Он внимательно смотрел своими большими, в красных прожилках, глазами, как я выполняю привычный — слишком привычный для нас обоих — ритуал. О, это сладостное головокружение — ощущение уходящей из тебя по каплям жизни, более нежное, чем сон, знакомое мне уже давно — после него я ощутил примирение, я готов был простить Мирослава, лишь бы он и дальше дарил мне забвение.
— Тебе нужно бренди, — обеспокоенно сказал он, — ты ослабеешь.
— Не сейчас, — сказал я. Полулёжа на диване и расстегнув ворот рубашки, я погрузился в полуобморочное блаженство, одурманенный мягкой тяжестью, накатившей на меня. Я видел улыбку на губах Мирослава.
— Я пью за тебя, Алистер, — сказал он, подняв бокал, наполненный моей собственной кровью.
18 ноября 1913. Я прочёл блокнот Ингрид Штайн и чувствую себя опустошённым и подавленным. Из блокнота ясно следует, что она шантажировала Мирослава, вернее, пыталась шантажировать. По какому-то своему извращённому благородству он не сказал мне об этом — он, который обрёк её на мучительную смерть. Я меньше чем когда-либо понимаю его поступки.
Впрочем, когда я его по-настоящему понимал? Он всегда был тёмен для меня, одновременно сотворённый мною и несотворённый, близкий и чужой. Десять лет назад меня пленили его характер и биография, сама неправдоподобность его самого и событий, в которые он оказался вовлечён. Я вынужден признаться себе, что рассматривал его как экзотическое животное, которое иногда приходится прикармливать своей кровью — так, вероятно, зоологи содержат американских летучих мышей.
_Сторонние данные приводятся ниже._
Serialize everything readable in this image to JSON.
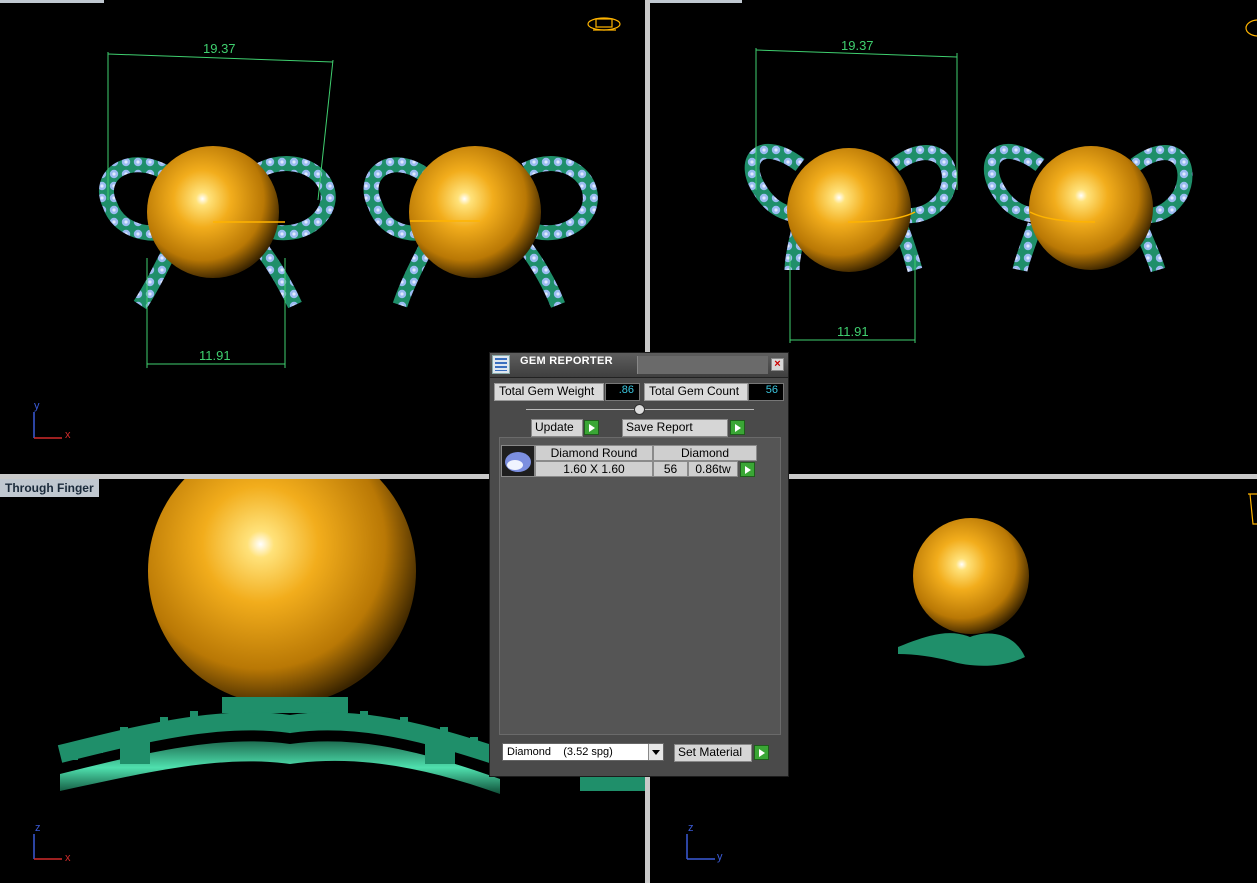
{
  "viewports": {
    "top_left": {
      "dimension_width": "19.37",
      "dimension_bottom": "11.91",
      "axis_a": "y",
      "axis_b": "x"
    },
    "top_right": {
      "dimension_width": "19.37",
      "dimension_bottom": "11.91"
    },
    "bottom_left": {
      "label": "Through Finger",
      "axis_a": "z",
      "axis_b": "x"
    },
    "bottom_right": {
      "axis_a": "z",
      "axis_b": "y"
    }
  },
  "gem_reporter": {
    "title": "GEM REPORTER",
    "total_weight_label": "Total Gem Weight",
    "total_weight_value": ".86",
    "total_count_label": "Total Gem Count",
    "total_count_value": "56",
    "update_label": "Update",
    "save_report_label": "Save Report",
    "gems": [
      {
        "shape": "Diamond Round",
        "material": "Diamond",
        "size": "1.60 X 1.60",
        "count": "56",
        "weight": "0.86tw"
      }
    ],
    "material_select": "Diamond    (3.52 spg)",
    "set_material_label": "Set Material"
  },
  "colors": {
    "gold": "#e7a417",
    "band": "#1f8f6a",
    "gem": "#8fb3ee",
    "dimension": "#3fcf6f",
    "axis_red": "#d12b2b",
    "axis_blue": "#3b5bd8"
  }
}
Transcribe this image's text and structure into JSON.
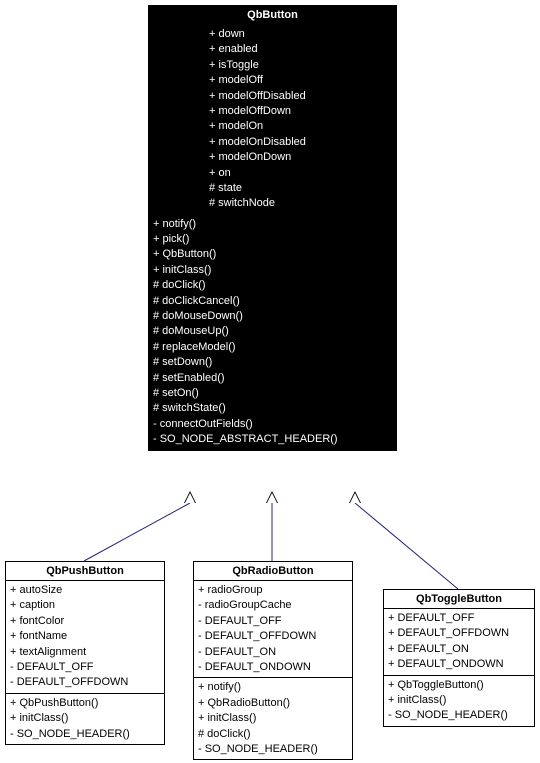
{
  "base": {
    "name": "QbButton",
    "attrs": [
      "+ down",
      "+ enabled",
      "+ isToggle",
      "+ modelOff",
      "+ modelOffDisabled",
      "+ modelOffDown",
      "+ modelOn",
      "+ modelOnDisabled",
      "+ modelOnDown",
      "+ on",
      "# state",
      "# switchNode"
    ],
    "ops": [
      "+ notify()",
      "+ pick()",
      "+ QbButton()",
      "+ initClass()",
      "# doClick()",
      "# doClickCancel()",
      "# doMouseDown()",
      "# doMouseUp()",
      "# replaceModel()",
      "# setDown()",
      "# setEnabled()",
      "# setOn()",
      "# switchState()",
      "- connectOutFields()",
      "- SO_NODE_ABSTRACT_HEADER()"
    ]
  },
  "push": {
    "name": "QbPushButton",
    "attrs": [
      "+ autoSize",
      "+ caption",
      "+ fontColor",
      "+ fontName",
      "+ textAlignment",
      "- DEFAULT_OFF",
      "- DEFAULT_OFFDOWN"
    ],
    "ops": [
      "+ QbPushButton()",
      "+ initClass()",
      "- SO_NODE_HEADER()"
    ]
  },
  "radio": {
    "name": "QbRadioButton",
    "attrs": [
      "+ radioGroup",
      "- radioGroupCache",
      "- DEFAULT_OFF",
      "- DEFAULT_OFFDOWN",
      "- DEFAULT_ON",
      "- DEFAULT_ONDOWN"
    ],
    "ops": [
      "+ notify()",
      "+ QbRadioButton()",
      "+ initClass()",
      "# doClick()",
      "- SO_NODE_HEADER()"
    ]
  },
  "toggle": {
    "name": "QbToggleButton",
    "attrs": [
      "+ DEFAULT_OFF",
      "+ DEFAULT_OFFDOWN",
      "+ DEFAULT_ON",
      "+ DEFAULT_ONDOWN"
    ],
    "ops": [
      "+ QbToggleButton()",
      "+ initClass()",
      "- SO_NODE_HEADER()"
    ]
  }
}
Со стыдом вижу теперь, что мой интерес к нему был зоологический, в лучшем случае антропологический. Я изучил все его ужимки; я могу предсказать, когда он вздёрнет бровь, а когда разгладит усы. Но могу ли я похвастаться тем, что хотя бы на минуту проник в его помыслы? Вопрос не столь праздный, потому что с этим связано решение другого вопроса. В какой мере я, Алистер Моппер, несу ответственность за содеянное Мирославом?
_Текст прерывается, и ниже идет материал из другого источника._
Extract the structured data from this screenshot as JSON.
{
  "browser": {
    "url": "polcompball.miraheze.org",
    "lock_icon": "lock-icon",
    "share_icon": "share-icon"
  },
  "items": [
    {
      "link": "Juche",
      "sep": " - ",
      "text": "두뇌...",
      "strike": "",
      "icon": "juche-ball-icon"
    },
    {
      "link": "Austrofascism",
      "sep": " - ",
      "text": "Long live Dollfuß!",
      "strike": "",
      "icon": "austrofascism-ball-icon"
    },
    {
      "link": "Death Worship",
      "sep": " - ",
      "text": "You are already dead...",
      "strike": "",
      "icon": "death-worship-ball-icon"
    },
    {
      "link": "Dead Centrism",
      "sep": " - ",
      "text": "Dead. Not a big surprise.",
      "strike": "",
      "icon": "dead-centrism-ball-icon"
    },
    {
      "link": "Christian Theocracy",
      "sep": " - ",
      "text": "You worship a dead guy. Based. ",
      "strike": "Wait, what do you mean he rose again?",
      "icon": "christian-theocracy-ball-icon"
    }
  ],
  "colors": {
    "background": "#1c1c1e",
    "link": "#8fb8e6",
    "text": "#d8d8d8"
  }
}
Его стараниями в Лондоне прибавилось два трупа и одна пациентка психиатрической клиники (выпоротый Картер не в счёт — кто-то же должен был вправить мозги семнадцатилетнему лоботрясу, лазающему по чужим домам). Это хуже, чем когда бы то ни было. Та история десятилетней давности обошлась единственной жертвой — той, кого я вывел под именем Белинды. При этом он сам признаёт, что сгоряча наделал тогда глупостей. Мне казалось, что теперь он остепенился, что обойдётся без эксцессов… вот отчего я скрепя сердце выпустил его в свет. Впрочем, это зависело не только и не столько от меня.
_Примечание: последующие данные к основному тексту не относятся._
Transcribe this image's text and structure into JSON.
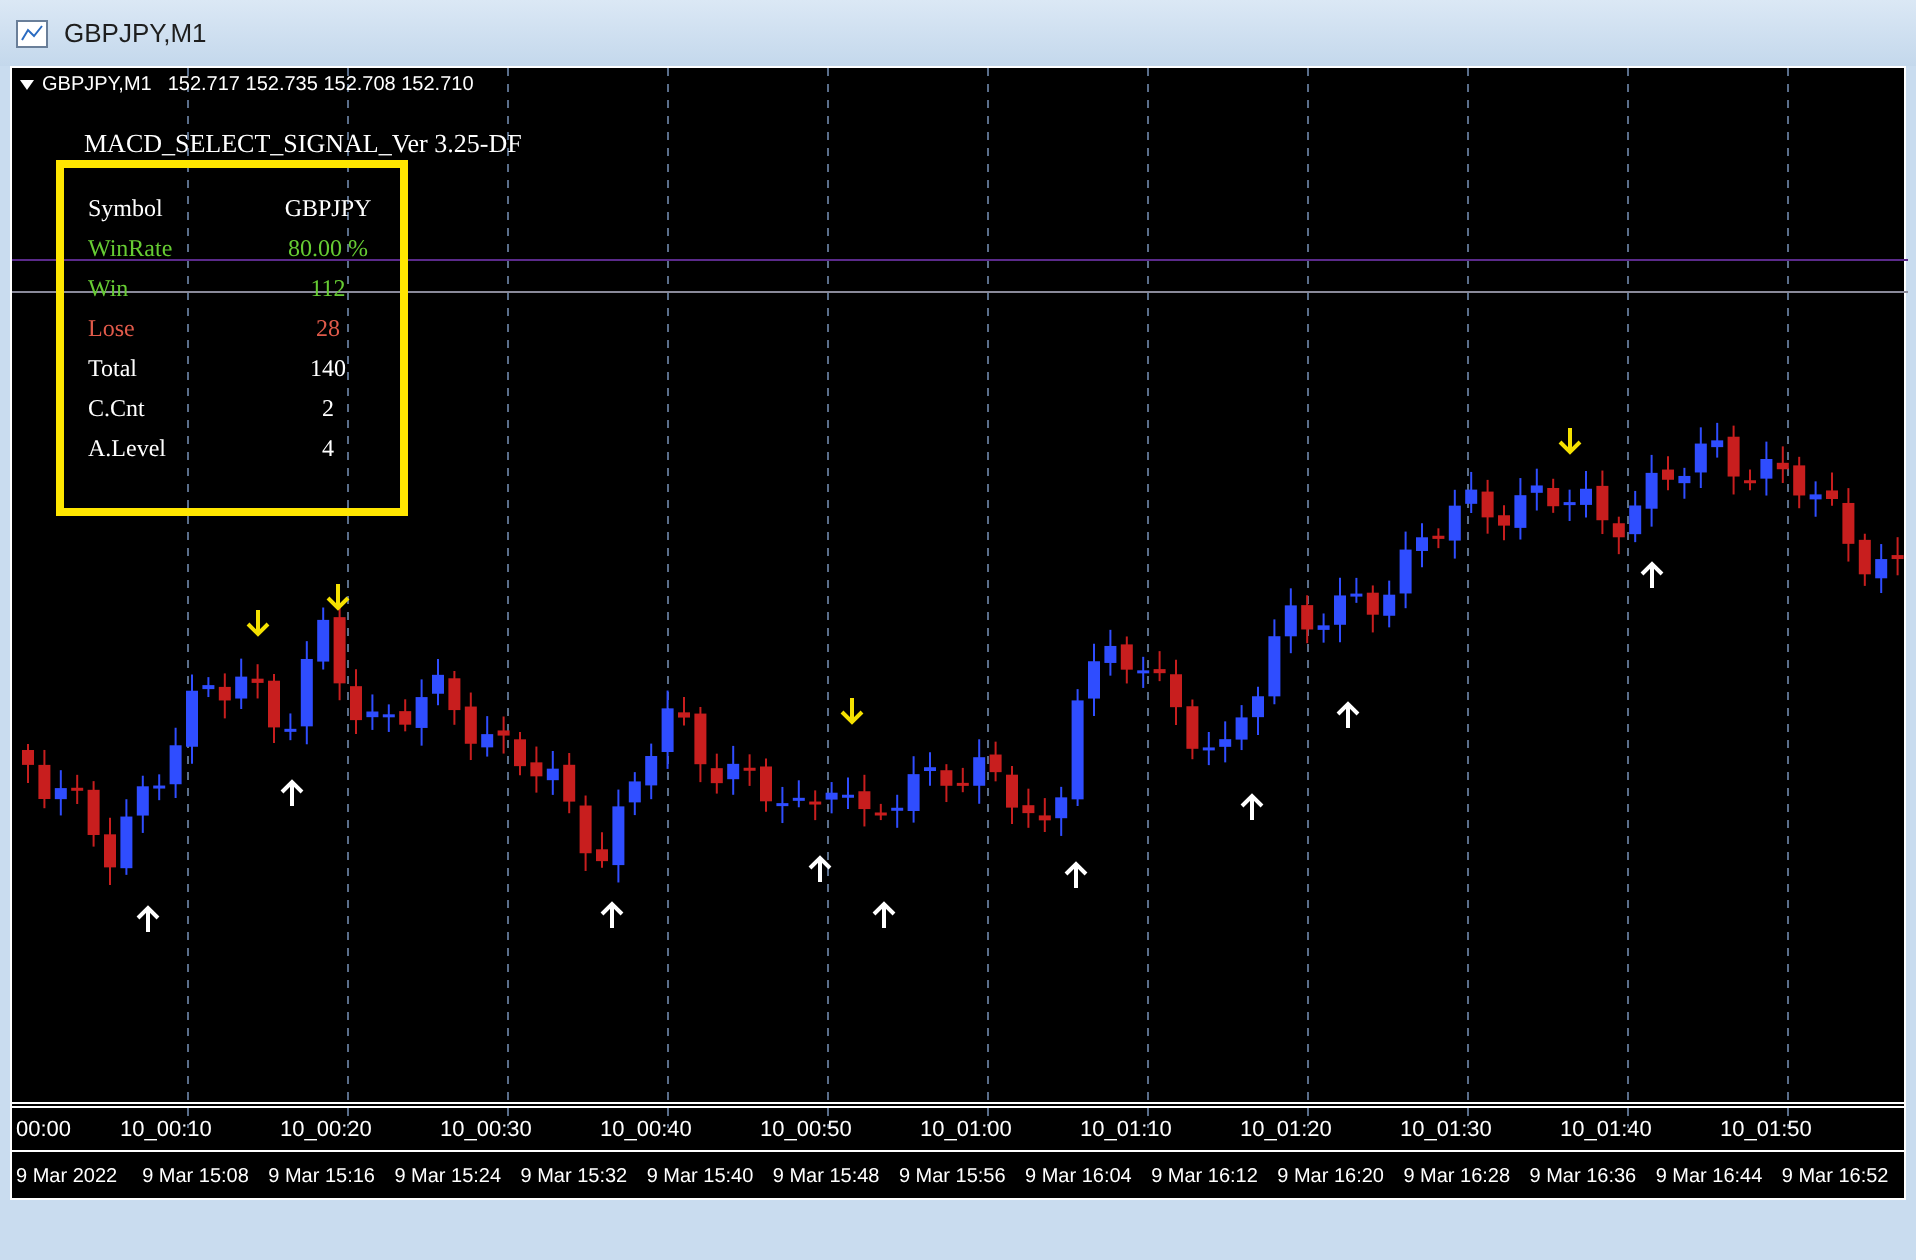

Почему он так себя повёл? Потому, что такова его природа, которой никто не в силах изменить, или же потому, что я подталкиваю его к этому своим романом и образом, созданным мною там? Я его не сотворил; но я дал ему новую жизнь, третью по счёту. Первую он прожил с 1540 по 1576 годы — жизнь Цветочного Воеводы, вторую он влачил в Слатине, жалкую, полупотаённую, от которой он бежал в Лондон в 1903 году и стал причиной событий, прошедших практически незамеченными тогда, но от этого не менее ужасных. Это я вызволил его; я сделал его героем своей книги; я был единственным человеком, которому он мог довериться тогда, в те страшные дни. Почему я уступил ему свою кровь? Вначале потому, что он был голоден и измучен; я немало обессилел тогда, со мной даже бывали обмороки. Теперь это давно уже стало у нас чем-то вроде ритуала; одни только мои жилы не решили бы проблемы, и он уже много лет получает всё, что ему нужно, за деньги — странно сказать, я только теперь начинаю понимать, что наши отношения в большей степени нужны мне, чем ему!